Lighten up, folks, people are still free and more than eager to have fun. Even those bizarre, deeply disturbed wackos who believe in God.
Halloween will never die in New England. It just looks so creepy around here in early autumn - old, gnarley, bare trees; covered bridges; old houses. The atmosphere is just too perfect.

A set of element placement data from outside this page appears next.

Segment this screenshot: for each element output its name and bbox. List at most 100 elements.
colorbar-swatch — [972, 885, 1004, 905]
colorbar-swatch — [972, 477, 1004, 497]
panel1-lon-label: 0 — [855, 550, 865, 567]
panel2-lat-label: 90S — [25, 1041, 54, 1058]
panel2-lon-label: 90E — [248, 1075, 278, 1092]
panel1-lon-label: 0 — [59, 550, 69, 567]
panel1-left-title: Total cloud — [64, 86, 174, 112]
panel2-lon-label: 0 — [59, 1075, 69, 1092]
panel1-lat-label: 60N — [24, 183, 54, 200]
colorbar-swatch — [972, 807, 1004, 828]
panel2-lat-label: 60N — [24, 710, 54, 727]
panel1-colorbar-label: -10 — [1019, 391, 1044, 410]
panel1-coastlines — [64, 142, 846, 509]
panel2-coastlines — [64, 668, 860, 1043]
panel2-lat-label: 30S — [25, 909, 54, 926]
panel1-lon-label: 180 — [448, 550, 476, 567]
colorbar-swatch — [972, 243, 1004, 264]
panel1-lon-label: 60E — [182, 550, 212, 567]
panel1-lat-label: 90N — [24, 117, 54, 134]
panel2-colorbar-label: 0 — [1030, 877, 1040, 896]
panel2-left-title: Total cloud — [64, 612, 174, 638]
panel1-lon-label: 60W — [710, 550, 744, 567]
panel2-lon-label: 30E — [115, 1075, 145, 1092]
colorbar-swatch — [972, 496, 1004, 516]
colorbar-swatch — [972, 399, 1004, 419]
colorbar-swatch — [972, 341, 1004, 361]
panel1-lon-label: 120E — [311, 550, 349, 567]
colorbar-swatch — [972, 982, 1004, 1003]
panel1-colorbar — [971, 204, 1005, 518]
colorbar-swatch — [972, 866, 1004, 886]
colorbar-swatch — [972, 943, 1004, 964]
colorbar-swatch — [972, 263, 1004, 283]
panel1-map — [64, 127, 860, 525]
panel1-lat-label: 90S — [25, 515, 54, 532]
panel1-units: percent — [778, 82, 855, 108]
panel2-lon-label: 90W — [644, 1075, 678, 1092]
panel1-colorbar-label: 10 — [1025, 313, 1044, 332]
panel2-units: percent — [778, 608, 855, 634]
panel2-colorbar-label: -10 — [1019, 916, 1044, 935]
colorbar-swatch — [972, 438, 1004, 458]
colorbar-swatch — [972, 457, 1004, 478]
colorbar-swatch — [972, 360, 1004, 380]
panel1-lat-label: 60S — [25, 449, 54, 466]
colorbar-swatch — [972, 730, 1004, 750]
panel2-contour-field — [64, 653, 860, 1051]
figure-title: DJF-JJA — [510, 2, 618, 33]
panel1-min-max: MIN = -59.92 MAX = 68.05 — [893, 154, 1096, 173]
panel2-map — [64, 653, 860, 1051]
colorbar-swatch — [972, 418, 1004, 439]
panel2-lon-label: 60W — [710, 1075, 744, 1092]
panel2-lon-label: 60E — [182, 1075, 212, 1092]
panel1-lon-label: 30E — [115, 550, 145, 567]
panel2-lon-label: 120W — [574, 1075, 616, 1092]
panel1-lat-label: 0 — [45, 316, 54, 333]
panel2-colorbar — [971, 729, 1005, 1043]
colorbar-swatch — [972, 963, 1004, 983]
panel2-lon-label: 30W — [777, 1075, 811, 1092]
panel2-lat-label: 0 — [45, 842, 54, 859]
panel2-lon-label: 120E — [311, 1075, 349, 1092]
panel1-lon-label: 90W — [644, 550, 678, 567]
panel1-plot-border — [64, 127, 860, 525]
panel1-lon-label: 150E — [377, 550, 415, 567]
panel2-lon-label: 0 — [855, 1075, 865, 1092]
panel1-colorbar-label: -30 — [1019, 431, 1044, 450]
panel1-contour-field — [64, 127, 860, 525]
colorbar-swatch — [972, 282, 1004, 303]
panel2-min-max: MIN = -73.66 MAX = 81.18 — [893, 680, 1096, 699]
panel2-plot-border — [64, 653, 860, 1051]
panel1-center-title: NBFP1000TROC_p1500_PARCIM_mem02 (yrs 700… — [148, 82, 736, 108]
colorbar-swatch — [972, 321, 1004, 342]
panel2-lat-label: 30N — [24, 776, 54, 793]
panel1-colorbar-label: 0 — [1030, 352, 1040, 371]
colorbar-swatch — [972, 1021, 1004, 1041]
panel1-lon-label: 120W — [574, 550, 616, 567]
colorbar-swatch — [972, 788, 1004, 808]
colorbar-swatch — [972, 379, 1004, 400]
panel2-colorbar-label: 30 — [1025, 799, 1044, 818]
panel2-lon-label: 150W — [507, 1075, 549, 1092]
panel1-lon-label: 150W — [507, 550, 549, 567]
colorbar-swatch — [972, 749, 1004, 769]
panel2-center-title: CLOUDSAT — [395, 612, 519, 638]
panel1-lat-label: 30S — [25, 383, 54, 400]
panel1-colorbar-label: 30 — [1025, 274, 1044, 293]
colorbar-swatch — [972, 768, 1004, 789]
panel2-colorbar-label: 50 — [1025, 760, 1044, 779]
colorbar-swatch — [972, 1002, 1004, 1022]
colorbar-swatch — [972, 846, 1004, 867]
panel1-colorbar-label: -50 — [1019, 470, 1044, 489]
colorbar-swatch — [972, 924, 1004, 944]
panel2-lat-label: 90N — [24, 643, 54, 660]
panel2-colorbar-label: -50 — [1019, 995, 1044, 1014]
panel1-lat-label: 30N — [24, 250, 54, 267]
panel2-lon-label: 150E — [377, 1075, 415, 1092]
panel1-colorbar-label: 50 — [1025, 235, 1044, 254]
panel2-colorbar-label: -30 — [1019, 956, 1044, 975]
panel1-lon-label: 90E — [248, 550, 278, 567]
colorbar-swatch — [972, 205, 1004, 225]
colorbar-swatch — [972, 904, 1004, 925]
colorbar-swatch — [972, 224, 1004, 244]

We gave out 40 bags of candy here in our apartment in the Bronx. Later that night the streets were mobbed with 13 year olds hitting each other with eggs and shaving cream.
Ahhh, the joys of youth!
Wow. This thread is disturbing. The collective close-mindedness about people whose faith differs from yours rivals the fundamentalists'. If there are people who view Halloween as antithetical to their faith, what's it to you? Schools shut down Christmas programs in favor of winter programs, so why is Halloween sacrosanct? And in the linked article, the people choosing not to participate in Halloween aren't even trying to stop you from dressing up.
"Free minds" -- ha. You claim fundamentalists fear what they don't understand, but this thread is just as bigoted.
The most horrifying thing I ever saw on Spongebob was when his pants came off. I kid you not. He retracted his legs, the pants slid off, and he started propelling himself with water jets out of the (ahem)holes. I'll carry that picture with me to my grave.